Publié le 18 juin 2025. Modifié le 29 juillet 2025.

Des sculptures monumentales pour interroger le réel
Les œuvres de Urs Fischer, souvent gigantesques, sont pensées pour fondre, se détruire, se consumer. Chez lui, la matière vit, puis disparaît. Son installation Untitled (Big Clay #4), immense sculpture en aluminium brossé installée à New York en 2013, réinvente le geste enfantin du modelage en monument brut, insolent, presque grotesque. Pourtant, derrière cette apparente naïveté, se dessine une réflexion sur la monumentalité contemporaine, sur l’empreinte laissée par un geste spontané dans l’espace public.
À l’inverse, You (2007), gigantesque trou creusé à même le sol d’une galerie new-yorkaise, devient sculpture négative.
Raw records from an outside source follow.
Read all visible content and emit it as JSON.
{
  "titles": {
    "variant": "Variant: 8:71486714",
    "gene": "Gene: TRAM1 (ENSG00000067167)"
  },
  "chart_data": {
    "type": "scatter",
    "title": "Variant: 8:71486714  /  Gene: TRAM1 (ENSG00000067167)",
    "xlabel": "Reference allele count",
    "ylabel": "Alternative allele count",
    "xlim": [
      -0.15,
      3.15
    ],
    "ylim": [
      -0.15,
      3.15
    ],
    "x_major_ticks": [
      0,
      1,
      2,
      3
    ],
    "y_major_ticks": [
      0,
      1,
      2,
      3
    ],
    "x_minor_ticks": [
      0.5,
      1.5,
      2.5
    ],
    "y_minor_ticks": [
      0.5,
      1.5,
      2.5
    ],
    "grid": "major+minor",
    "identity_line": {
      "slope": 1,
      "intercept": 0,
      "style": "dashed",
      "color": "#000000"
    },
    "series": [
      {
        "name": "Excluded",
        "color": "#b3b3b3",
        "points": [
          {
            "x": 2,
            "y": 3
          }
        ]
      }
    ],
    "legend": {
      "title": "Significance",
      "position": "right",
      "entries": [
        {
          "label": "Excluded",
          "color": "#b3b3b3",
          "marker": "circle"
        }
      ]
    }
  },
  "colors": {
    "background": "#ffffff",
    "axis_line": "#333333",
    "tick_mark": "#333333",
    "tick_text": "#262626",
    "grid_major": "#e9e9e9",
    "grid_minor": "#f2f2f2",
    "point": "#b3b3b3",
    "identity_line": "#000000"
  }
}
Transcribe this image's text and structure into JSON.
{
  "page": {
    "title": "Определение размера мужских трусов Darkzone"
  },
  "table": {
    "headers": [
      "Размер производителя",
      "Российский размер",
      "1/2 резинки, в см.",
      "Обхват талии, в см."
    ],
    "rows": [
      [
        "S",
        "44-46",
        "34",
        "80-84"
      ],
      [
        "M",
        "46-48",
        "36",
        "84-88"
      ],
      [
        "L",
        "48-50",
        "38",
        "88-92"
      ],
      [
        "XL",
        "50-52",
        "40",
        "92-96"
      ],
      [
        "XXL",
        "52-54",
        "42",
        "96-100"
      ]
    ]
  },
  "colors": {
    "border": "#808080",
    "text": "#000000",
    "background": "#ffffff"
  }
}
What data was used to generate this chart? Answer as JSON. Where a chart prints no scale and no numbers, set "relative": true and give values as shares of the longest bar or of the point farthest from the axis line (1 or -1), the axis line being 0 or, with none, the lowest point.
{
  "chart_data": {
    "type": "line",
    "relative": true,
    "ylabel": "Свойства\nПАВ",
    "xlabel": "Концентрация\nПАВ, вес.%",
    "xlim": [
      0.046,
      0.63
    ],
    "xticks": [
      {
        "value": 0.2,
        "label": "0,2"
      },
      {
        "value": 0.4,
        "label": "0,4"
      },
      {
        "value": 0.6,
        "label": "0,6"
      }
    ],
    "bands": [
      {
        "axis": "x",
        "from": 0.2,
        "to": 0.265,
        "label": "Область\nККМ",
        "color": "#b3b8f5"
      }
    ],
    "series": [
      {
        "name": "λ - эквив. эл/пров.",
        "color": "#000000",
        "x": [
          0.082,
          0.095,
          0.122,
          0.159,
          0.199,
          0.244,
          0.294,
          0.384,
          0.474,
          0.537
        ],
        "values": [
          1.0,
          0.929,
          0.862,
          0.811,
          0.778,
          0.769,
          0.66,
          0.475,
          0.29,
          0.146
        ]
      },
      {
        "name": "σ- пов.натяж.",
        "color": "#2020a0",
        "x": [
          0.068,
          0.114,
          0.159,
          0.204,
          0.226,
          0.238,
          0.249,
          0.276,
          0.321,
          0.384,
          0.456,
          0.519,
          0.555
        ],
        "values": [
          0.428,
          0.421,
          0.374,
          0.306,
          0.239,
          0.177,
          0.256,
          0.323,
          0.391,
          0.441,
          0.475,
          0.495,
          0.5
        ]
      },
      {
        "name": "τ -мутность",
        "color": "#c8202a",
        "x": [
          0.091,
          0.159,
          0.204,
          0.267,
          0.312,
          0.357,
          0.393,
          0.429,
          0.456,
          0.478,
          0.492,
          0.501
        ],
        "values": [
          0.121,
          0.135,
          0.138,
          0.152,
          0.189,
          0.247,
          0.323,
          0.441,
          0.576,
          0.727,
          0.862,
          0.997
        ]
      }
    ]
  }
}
Rien à voir, tout à ressentir. Cette œuvre invisible, mais profondément physique, oblige le visiteur à négocier son propre espace. Elle invite à penser la sculpture comme soustraction, comme absence agissante. De la matière, il ne reste qu’un vertige.
De plus, ses bougies sculptées de visages géants — Francesco ou Rudi — se consument lentement, transformant la représentation humaine en vanité spectaculaire. Au fil des heures, les traits fondent, les visages s’effacent, le temps défigure l’œuvre. Dès lors, Fischer ne fige rien : il laisse l’art s’altérer, dépérir, vivre. Même une chaise en pain ou un mur de pain d’épices, comme dans Bread House (2004–2005), devient support d’une méditation ironique sur l’éphémère et l’absurde. Ainsi, il mêle enfance et ruine, humour et mélancolie.
Car chez lui, la sculpture devient performance : fragile, temporelle, mais d’un impact visuel saisissant. Chaque œuvre interroge nos attentes : faut-il que l’art dure ? Ou suffit-il qu’il frappe ?
Matériaux non conventionnels
Cire, fruits, plastique, bois, argile — Urs Fischer convoque l’imprévu comme matière première. En 2009, Problem Painting fusionne toile et sculpture en utilisant des fruits réels incrustés dans la peinture, qui pourrissent avec le temps. À rebours du bronze ou du marbre classiques, il travaille la décomposition, la moisissure, le déséquilibre. Il détourne les codes de la sculpture pour dialoguer avec l’éphémère, le trivial, l’humain. L’objet chez Fischer n’est jamais ce qu’il semble : il glisse, se creuse, dégouline, défie les sens.
Une œuvre à la fois brute et hyper-conceptuelle

Chez lui, les installations immersives prennent le visiteur à rebours. On pénètre des espaces absurdes, parfois dérangeants, où le sol se dérobe ou les formes dégoulinent. Chaos #1–#501 (2021) en est un exemple radical : une série d’objets du quotidien scannés en 3D et mis en mouvement en duos aléatoires — danse d’objets banals devenus métaphysiques. Un briquet qui s’unit à une tong, une poêle qui gravite autour d’un rouleau de papier toilette : chaque duo, aussi improbable soit-il, révèle une tension poétique inattendue. Ainsi, ce ballet mécanique interroge notre rapport aux choses, aux rythmes du monde, à la répétition absurde du réel.
Par ailleurs, cette œuvre numérique explore une autre forme de fugacité. Bien que virtuelle, elle reproduit le flux de la vie contemporaine : instable, bruyant, saturé. L’art contemporain selon Urs Fischer est donc une traversée : on y perd ses repères, on y gagne un vertige. On ne regarde pas, on plonge.
Une réflexion sur la forme et le processus

Artiste conceptuel autant que sculpteur, Urs Fischer revendique le hasard, l’accident, le déséquilibre comme langage. Dans ses œuvres collaboratives comme YES (2011), il invite le public à modeler une sculpture collective en pâte à modeler — diluant l’auteur dans le processus. Ce n’est pas la finalité qui l’intéresse, mais le devenir. L’inachevé devient esthétique. Le temporaire, une forme d’éternité.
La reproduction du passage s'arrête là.